What struck me this year, which for some reason did not strike me last year, was how odd it felt at communion simply to hand the cup to the communicant without a word (as one does with concelebrants). I know that the concelebrants are mirroring the principal celebrant’s way of receiving communion, signaling, I suppose, their status as “co-presiders.” But I found myself wondering if it did not also signal an odd sort of clerical (or priestly) privilege: the get to “take” communion, while everyone else “receives” it.
This led me to reflect further on the importance of the brief dialogue engaged in by minister and communicant—“the body/blood of Christ.” “Amen.”—to the whole experience and symbolism of communion. Somehow this exchange heightens for me the connection between Christ as substantially present in the Eucharistic elements and Christ as “ecclesially” present in the Eucharistic assembly.

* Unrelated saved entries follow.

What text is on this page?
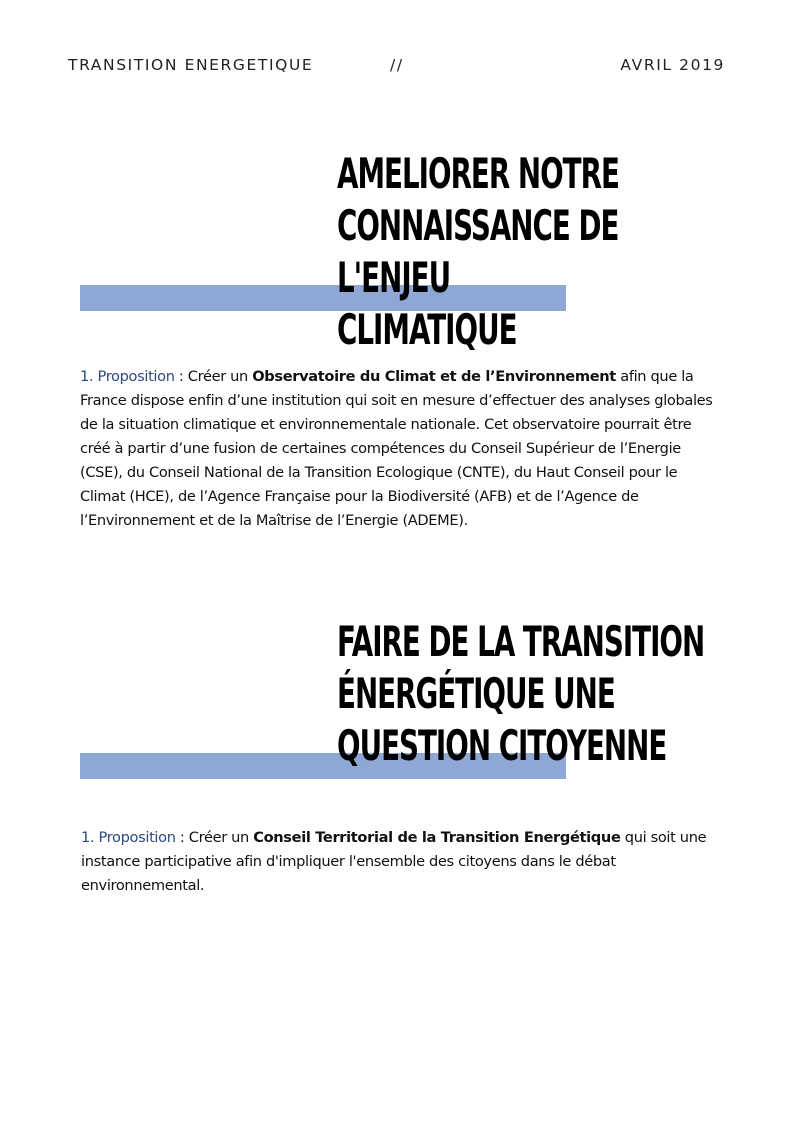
TRANSITION ENERGETIQUE	//	AVRIL 2019
AMELIORER NOTRE
CONNAISSANCE DE L'ENJEU
CLIMATIQUE

1. Proposition : Créer un Observatoire du Climat et de l’Environnement afin que la France dispose enfin d’une institution qui soit en mesure d’effectuer des analyses globales de la situation climatique et environnementale nationale. Cet observatoire pourrait être créé à partir d’une fusion de certaines compétences du Conseil Supérieur de l’Energie (CSE), du Conseil National de la Transition Ecologique (CNTE), du Haut Conseil pour le Climat (HCE), de l’Agence Française pour la Biodiversité (AFB) et de l’Agence de l’Environnement et de la Maîtrise de l’Energie (ADEME).

FAIRE DE LA TRANSITION
ÉNERGÉTIQUE UNE
QUESTION CITOYENNE

1. Proposition : Créer un Conseil Territorial de la Transition Energétique qui soit une instance participative afin d'impliquer l'ensemble des citoyens dans le débat environnemental.
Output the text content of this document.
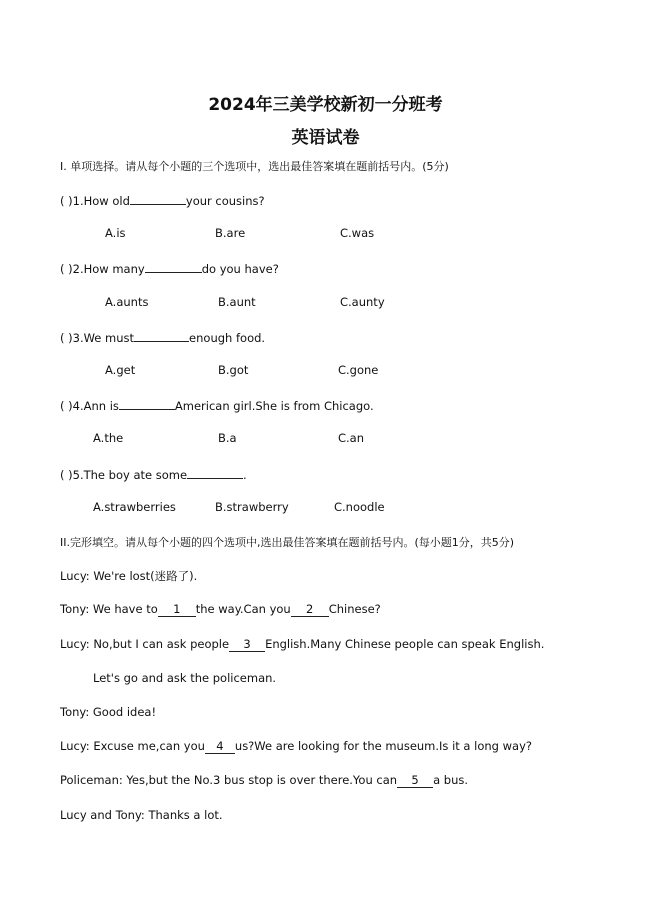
2024年三美学校新初一分班考
英语试卷
I. 单项选择。请从每个小题的三个选项中，选出最佳答案填在题前括号内。(5分)
( )1.How old	your cousins?
A.is	B.are	C.was
( )2.How many	do you have?
A.aunts	B.aunt	C.aunty
( )3.We must	enough food.
A.get	B.got	C.gone
( )4.Ann is	American girl.She is from Chicago.
A.the	B.a	C.an
( )5.The boy ate some	.
A.strawberries	B.strawberry	C.noodle
II.完形填空。请从每个小题的四个选项中,选出最佳答案填在题前括号内。(每小题1分，共5分)
Lucy: We're lost(迷路了).
Tony: We have to 1 the way.Can you 2 Chinese?
Lucy: No,but I can ask people 3 English.Many Chinese people can speak English.
Let's go and ask the policeman.
Tony: Good idea!
Lucy: Excuse me,can you 4 us?We are looking for the museum.Is it a long way?
Policeman: Yes,but the No.3 bus stop is over there.You can 5 a bus.
Lucy and Tony: Thanks a lot.
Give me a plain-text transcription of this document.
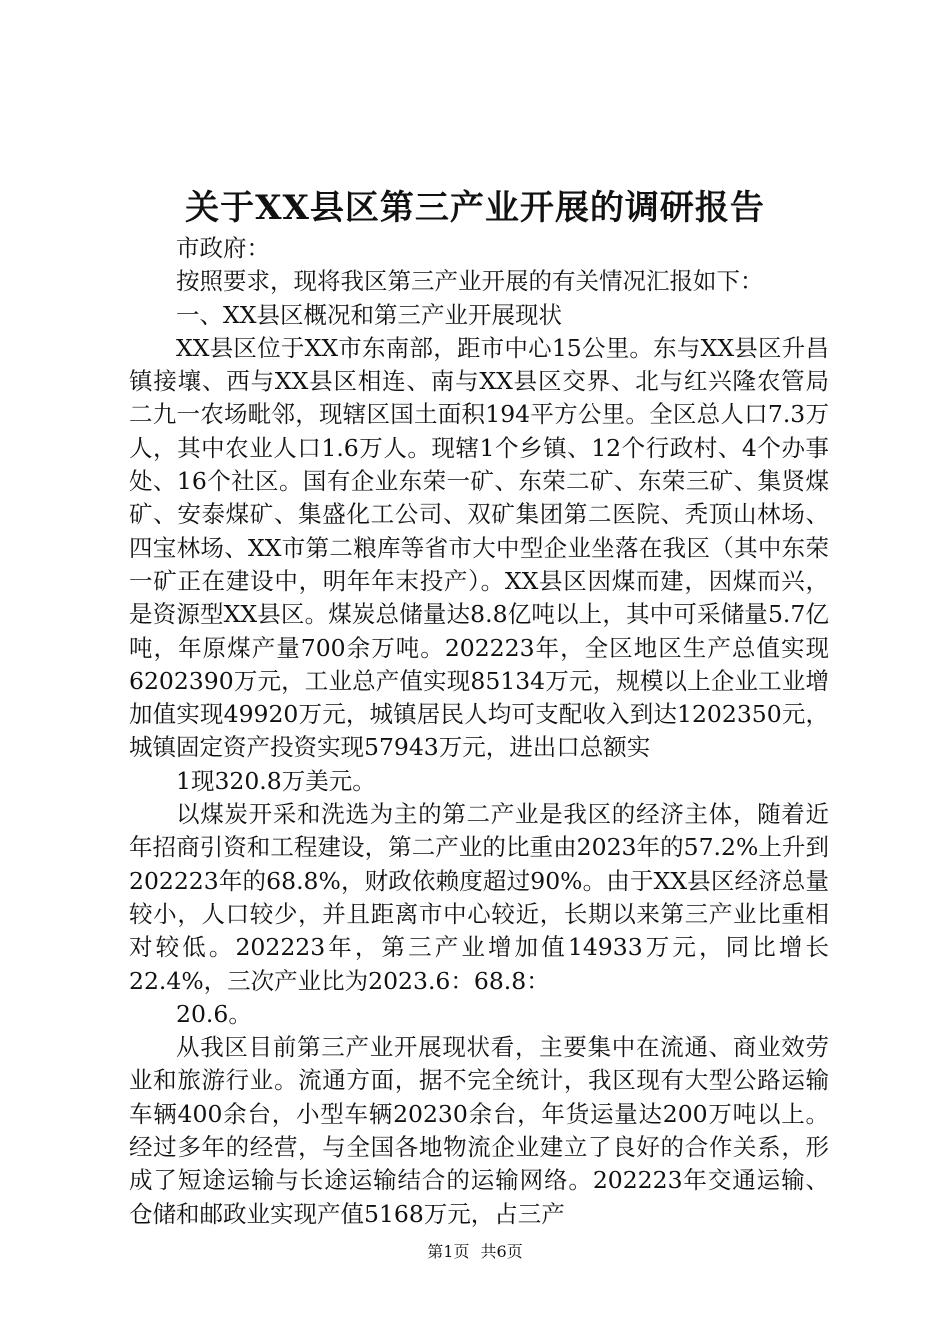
关于XX县区第三产业开展的调研报告

市政府：

按照要求，现将我区第三产业开展的有关情况汇报如下：

一、XX县区概况和第三产业开展现状

XX县区位于XX市东南部，距市中心15公里。东与XX县区升昌镇接壤、西与XX县区相连、南与XX县区交界、北与红兴隆农管局二九一农场毗邻，现辖区国土面积194平方公里。全区总人口7.3万人，其中农业人口1.6万人。现辖1个乡镇、12个行政村、4个办事处、16个社区。国有企业东荣一矿、东荣二矿、东荣三矿、集贤煤矿、安泰煤矿、集盛化工公司、双矿集团第二医院、秃顶山林场、四宝林场、XX市第二粮库等省市大中型企业坐落在我区（其中东荣一矿正在建设中，明年年末投产）。XX县区因煤而建，因煤而兴，是资源型XX县区。煤炭总储量达8.8亿吨以上，其中可采储量5.7亿吨，年原煤产量700余万吨。202223年，全区地区生产总值实现6202390万元，工业总产值实现85134万元，规模以上企业工业增加值实现49920万元，城镇居民人均可支配收入到达1202350元，城镇固定资产投资实现57943万元，进出口总额实

1现320.8万美元。

以煤炭开采和洗选为主的第二产业是我区的经济主体，随着近年招商引资和工程建设，第二产业的比重由2023年的57.2%上升到202223年的68.8%，财政依赖度超过90%。由于XX县区经济总量较小，人口较少，并且距离市中心较近，长期以来第三产业比重相对较低。202223年，第三产业增加值14933万元，同比增长22.4%，三次产业比为2023.6：68.8：

20.6。

从我区目前第三产业开展现状看，主要集中在流通、商业效劳业和旅游行业。流通方面，据不完全统计，我区现有大型公路运输车辆400余台，小型车辆20230余台，年货运量达200万吨以上。经过多年的经营，与全国各地物流企业建立了良好的合作关系，形成了短途运输与长途运输结合的运输网络。202223年交通运输、仓储和邮政业实现产值5168万元，占三产

第1页 共6页
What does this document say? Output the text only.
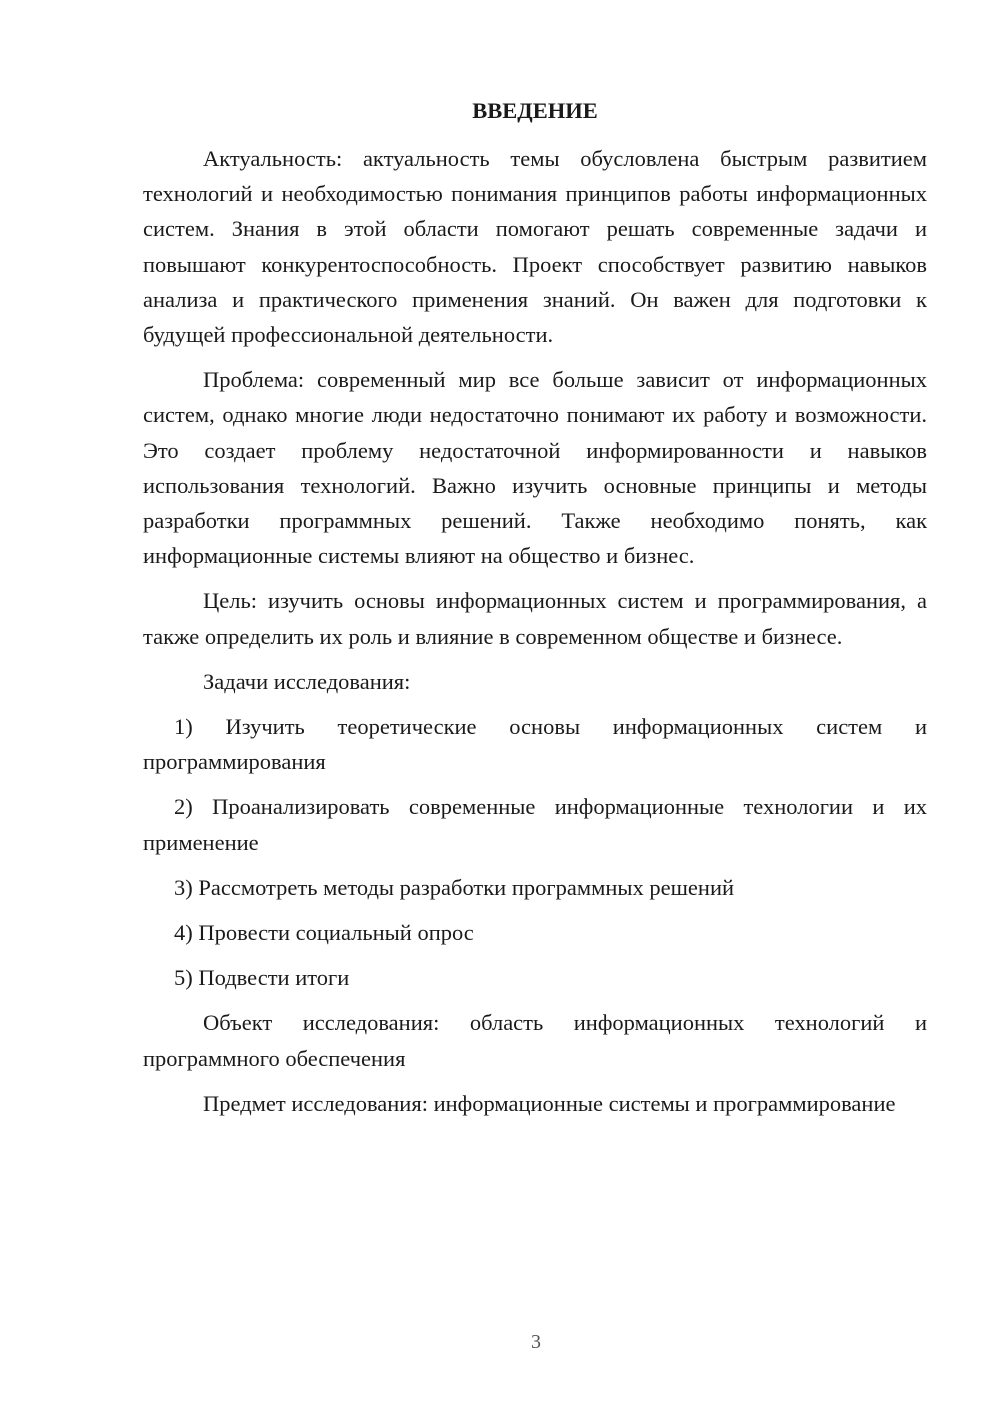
ВВЕДЕНИЕ

Актуальность: актуальность темы обусловлена быстрым развитием технологий и необходимостью понимания принципов работы информационных систем. Знания в этой области помогают решать современные задачи и повышают конкурентоспособность. Проект способствует развитию навыков анализа и практического применения знаний. Он важен для подготовки к будущей профессиональной деятельности.

Проблема: современный мир все больше зависит от информационных систем, однако многие люди недостаточно понимают их работу и возможности. Это создает проблему недостаточной информированности и навыков использования технологий. Важно изучить основные принципы и методы разработки программных решений. Также необходимо понять, как информационные системы влияют на общество и бизнес.

Цель: изучить основы информационных систем и программирования, а также определить их роль и влияние в современном обществе и бизнесе.

Задачи исследования:

1) Изучить теоретические основы информационных систем и программирования

2) Проанализировать современные информационные технологии и их применение

3) Рассмотреть методы разработки программных решений

4) Провести социальный опрос

5) Подвести итоги

Объект исследования: область информационных технологий и программного обеспечения

Предмет исследования: информационные системы и программирование

3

I think there are lots of possible ways in which we might rethink our practice of concelebration in light of the experience of the past 50 years (e.g. Is it really good to divide up the different parts of the Eucharistic Prayer among concelebrants? Should concelebration be limited to the number of priests who can decorously stand around the altar?). One possible change that I would suggest is that concelebrants receive communion, not take it for themselves, as a reminder to all who minister of Paul’s words to the Corinthians: “what do you have that you did not receive?” (1 Cor. 4:7).